Barraud was born in London, one of 17 children of William Francis Barraud (1783–1833), a clerk in the Custom House, and Sophia (née) Hull. His paternal grandfather was Paul Philip Barraud an eminent chronometer maker in Cornhill, and his maternal grandfather, Thomas Hull, a miniature painter. The family was of French Huguenot origin that had come over to England at the time of the revocation of the Edict of Nantes. His elder brother William Barraud became a notable animal painter. Another brother, Edward, also had a talent for art, but did not pursue it professionally.

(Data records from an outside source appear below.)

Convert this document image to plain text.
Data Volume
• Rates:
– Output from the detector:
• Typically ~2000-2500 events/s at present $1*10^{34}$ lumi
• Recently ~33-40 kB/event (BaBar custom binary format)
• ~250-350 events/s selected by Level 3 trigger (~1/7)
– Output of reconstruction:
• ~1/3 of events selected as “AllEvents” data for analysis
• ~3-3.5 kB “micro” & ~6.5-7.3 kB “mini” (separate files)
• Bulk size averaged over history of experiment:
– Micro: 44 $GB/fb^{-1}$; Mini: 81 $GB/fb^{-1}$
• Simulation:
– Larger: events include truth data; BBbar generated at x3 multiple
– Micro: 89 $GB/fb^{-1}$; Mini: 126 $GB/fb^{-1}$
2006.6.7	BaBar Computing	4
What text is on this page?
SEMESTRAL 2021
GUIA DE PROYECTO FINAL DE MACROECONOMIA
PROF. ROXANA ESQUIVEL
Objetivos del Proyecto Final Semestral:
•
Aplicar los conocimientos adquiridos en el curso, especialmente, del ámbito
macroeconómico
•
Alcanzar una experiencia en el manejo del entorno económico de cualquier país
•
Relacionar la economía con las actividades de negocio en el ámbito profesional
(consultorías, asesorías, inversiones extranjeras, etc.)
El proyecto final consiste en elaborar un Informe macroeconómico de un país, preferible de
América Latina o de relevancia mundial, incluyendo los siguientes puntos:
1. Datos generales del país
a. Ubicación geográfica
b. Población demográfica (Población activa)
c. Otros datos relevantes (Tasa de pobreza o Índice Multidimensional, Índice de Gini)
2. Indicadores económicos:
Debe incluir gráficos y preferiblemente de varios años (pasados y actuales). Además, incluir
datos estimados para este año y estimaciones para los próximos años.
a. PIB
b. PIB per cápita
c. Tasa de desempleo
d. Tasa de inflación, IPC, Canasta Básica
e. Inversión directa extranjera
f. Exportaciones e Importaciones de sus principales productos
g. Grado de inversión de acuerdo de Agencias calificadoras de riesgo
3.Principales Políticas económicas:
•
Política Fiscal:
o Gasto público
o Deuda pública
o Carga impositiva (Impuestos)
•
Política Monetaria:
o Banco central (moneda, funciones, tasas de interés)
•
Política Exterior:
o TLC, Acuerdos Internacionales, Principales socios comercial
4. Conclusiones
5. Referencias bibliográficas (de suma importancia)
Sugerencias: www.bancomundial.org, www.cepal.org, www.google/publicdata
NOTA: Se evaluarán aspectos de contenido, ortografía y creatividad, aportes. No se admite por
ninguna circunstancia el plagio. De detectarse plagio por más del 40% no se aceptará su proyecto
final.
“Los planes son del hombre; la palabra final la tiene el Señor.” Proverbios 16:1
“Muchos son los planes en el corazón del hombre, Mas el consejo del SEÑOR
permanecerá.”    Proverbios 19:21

Like his brother, Henry excelled in painting animals, but his works were chiefly portraits, with horses and dogs, and subject pictures, such as The Pope Blessing the Animals (1842), many of which were executed in conjunction with his brother. He exhibited at the Royal Academy from 1833 to 1859, and at the British Institution and Society of British Artists between the years 1831 and 1868. The two brothers shared a studio from 1835 until William's death in 1850, and in their joint pictures William painted the animals and Henry the figures. They also produced a book entitled Sketches of Figures and Animals (H. Graves and Co., c.1850).

==Works==
Barraud's most popular works were: We Praise Thee, O God, featuring a trio of child choir members; The London Season, a Scene in Hyde Park; Lord's Cricket Ground; and The Lobby of the House of Commons (painted in 1872), all of which were engraved or autotyped. He was also commissioned to paint several royal portraits. He was also a photographer and painted some of his subjects, including Lord Palmerston, from photographs.

==Death==
Barraud died at his home in Gloucester Place, London on 17 June 1874, in his sixty-fourth year.

==Personal life==
His son Francis Barraud (1856–1924) was also an artist—best remembered for his painting of "Nipper" the dog on the "His Master's Voice" entertainment trademark. Another son Herbert Rose Barraud (1845 - c1896) was a noted portrait photographer. The writer Enid Barraud, who published a book on the Barraud family, was his great-granddaughter.